Friday, October 2, 2015

Where are Corbyn's 'poor'?


It would seem that no politician of the left can open his mouth without uttering the word ‘poverty’ as if our cities were in the grip of Dickensian dirt, disease, debauchery and deprivation (which may be the situation in Holloway after decades of Corbynite misrule but uncommon elsewhere).

 

However, there are international  benchmarks for poverty, so it may be worth running the rule over them to judge the real extent of poverty in the UK.

 

First up is malnutrition, showing severe underweight with a BMI of less than 16 (normal is 18.5 to 25). As you squeeze past the bulging buttocks of the mother with the obese 5-year old in the supermarket, have a peep in her shopping trolley.

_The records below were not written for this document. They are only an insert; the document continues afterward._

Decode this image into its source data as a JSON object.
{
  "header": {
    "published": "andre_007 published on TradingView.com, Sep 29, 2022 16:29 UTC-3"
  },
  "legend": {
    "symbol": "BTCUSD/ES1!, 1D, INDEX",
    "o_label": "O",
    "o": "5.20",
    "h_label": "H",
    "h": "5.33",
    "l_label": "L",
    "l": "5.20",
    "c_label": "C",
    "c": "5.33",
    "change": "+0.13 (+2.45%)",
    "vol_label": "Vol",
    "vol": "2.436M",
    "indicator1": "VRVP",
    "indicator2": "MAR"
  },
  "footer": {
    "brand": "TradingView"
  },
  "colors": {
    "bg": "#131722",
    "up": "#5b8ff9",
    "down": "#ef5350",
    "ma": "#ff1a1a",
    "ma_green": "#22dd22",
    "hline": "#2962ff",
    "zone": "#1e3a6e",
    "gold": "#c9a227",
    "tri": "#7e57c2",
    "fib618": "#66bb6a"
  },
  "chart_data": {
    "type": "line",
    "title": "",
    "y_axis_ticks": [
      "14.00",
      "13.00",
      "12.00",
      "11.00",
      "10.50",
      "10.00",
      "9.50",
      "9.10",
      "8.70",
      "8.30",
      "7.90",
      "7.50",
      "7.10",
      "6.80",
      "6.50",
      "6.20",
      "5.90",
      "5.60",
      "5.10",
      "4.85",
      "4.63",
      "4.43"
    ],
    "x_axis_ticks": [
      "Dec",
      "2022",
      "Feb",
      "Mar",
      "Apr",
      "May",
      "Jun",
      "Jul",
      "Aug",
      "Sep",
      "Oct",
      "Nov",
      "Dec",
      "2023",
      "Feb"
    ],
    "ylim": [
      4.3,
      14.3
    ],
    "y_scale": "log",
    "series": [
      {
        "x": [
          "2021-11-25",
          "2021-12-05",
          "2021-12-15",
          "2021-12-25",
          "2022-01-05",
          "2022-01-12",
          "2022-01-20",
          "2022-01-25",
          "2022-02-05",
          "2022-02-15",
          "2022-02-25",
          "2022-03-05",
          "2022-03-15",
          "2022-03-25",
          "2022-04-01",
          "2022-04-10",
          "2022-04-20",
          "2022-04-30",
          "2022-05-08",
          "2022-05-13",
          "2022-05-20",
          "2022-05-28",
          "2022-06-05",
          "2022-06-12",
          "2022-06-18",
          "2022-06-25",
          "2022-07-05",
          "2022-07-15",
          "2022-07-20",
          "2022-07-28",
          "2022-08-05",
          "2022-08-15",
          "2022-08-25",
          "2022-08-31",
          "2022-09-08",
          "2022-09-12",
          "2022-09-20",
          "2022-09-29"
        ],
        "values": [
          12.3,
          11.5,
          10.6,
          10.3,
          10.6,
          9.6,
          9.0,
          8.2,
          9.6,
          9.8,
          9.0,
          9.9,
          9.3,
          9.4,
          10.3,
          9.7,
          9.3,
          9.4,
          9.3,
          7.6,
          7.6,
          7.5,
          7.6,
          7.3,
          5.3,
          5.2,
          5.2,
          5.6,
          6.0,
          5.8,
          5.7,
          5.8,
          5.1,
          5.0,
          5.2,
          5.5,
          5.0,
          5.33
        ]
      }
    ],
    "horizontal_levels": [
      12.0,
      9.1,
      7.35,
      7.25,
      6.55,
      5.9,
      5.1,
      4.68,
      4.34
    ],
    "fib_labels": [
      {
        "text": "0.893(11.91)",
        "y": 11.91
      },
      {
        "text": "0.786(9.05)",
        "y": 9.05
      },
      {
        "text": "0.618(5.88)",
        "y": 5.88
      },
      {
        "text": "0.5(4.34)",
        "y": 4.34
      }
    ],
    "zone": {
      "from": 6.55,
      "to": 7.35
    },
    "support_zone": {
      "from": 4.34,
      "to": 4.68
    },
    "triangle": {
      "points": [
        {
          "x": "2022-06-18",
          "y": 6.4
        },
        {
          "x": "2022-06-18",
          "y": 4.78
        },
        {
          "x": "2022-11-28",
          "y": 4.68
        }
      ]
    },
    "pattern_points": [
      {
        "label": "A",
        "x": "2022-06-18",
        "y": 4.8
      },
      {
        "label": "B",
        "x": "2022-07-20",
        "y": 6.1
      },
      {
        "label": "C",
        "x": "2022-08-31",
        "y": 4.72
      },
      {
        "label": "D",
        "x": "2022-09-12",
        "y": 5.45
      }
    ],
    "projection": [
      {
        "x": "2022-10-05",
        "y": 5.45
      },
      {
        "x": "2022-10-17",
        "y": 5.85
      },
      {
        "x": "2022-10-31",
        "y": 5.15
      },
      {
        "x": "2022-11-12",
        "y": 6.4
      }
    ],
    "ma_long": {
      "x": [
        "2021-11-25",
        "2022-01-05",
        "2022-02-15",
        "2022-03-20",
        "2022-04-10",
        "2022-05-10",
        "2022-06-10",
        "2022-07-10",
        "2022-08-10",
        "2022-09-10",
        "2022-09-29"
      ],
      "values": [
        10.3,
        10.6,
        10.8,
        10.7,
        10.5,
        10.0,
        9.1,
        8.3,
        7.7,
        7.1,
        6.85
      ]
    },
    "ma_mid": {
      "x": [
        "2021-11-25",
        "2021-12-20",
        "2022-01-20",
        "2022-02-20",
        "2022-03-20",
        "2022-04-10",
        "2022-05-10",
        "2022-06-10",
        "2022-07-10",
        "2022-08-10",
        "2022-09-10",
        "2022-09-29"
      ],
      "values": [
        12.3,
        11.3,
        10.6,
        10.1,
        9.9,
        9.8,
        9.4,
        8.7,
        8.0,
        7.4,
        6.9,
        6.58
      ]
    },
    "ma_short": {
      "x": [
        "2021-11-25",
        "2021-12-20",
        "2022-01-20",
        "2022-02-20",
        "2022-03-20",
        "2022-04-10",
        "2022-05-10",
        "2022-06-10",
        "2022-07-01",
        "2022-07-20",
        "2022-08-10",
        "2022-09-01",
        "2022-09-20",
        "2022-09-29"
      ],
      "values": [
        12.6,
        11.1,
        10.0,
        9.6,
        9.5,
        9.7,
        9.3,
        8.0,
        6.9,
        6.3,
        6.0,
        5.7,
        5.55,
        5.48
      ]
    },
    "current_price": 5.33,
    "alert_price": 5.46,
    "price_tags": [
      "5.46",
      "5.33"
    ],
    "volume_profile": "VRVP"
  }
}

TV dinners, crisps, the inevitable six-pack; you may be forgiven for feeling that the problem in the UK is the exact opposite.
 
Then there is lack of access to clean water within a 30 minute round trip. In genuinely poor communities, fetching water takes up a large part of a woman’s day. No problem here although the prevalence of BO might suggest otherwise.
 
Next is lack of sanitation, with no access to a toilet of any kind (I once took a party of World Bank suits to inspect a pit latrine in a squatter  camp. They never came again!).
 
The fourth criterion is access to health care. In the case of women this means no treatment for serious illness, no antenatal care or care at birth of a child. For men, it means no treatment even for serious illness. Hardly NHS! Now here’s a funny thing. Smoking is reckoned to be the cause of 150,000 deaths annually. The heaviest smokers are in the lowest social classes. The average male manual worker who smokes will spend over £50 a week on cigarettes. There’s poverty for you!
 
Lack of shelter is a major problem in poor communities, ranging from people who don’t know where they are going to sleep that night to more than four people sharing a room or a house with no flooring.
 
Lack of education is another major indicator, but this does not mean the idlers and thickos who leave school at 16 with a reading age of six; it means never having been to school or being completely illiterate.
 
The final and least critical is lack of information; that is; no access to the media or the telephone. In the UK, the problem is more likely to be information overkill, with large parts of the populace almost permanently engrossed in an IPad or whatever.
 
The broad-brush criterion for poverty is an income of less than $1.35 a day. The UK  has a benefits cap of more than £60 a day.
 
So where are ‘your  poor, your huddled masses longing for a freebie’?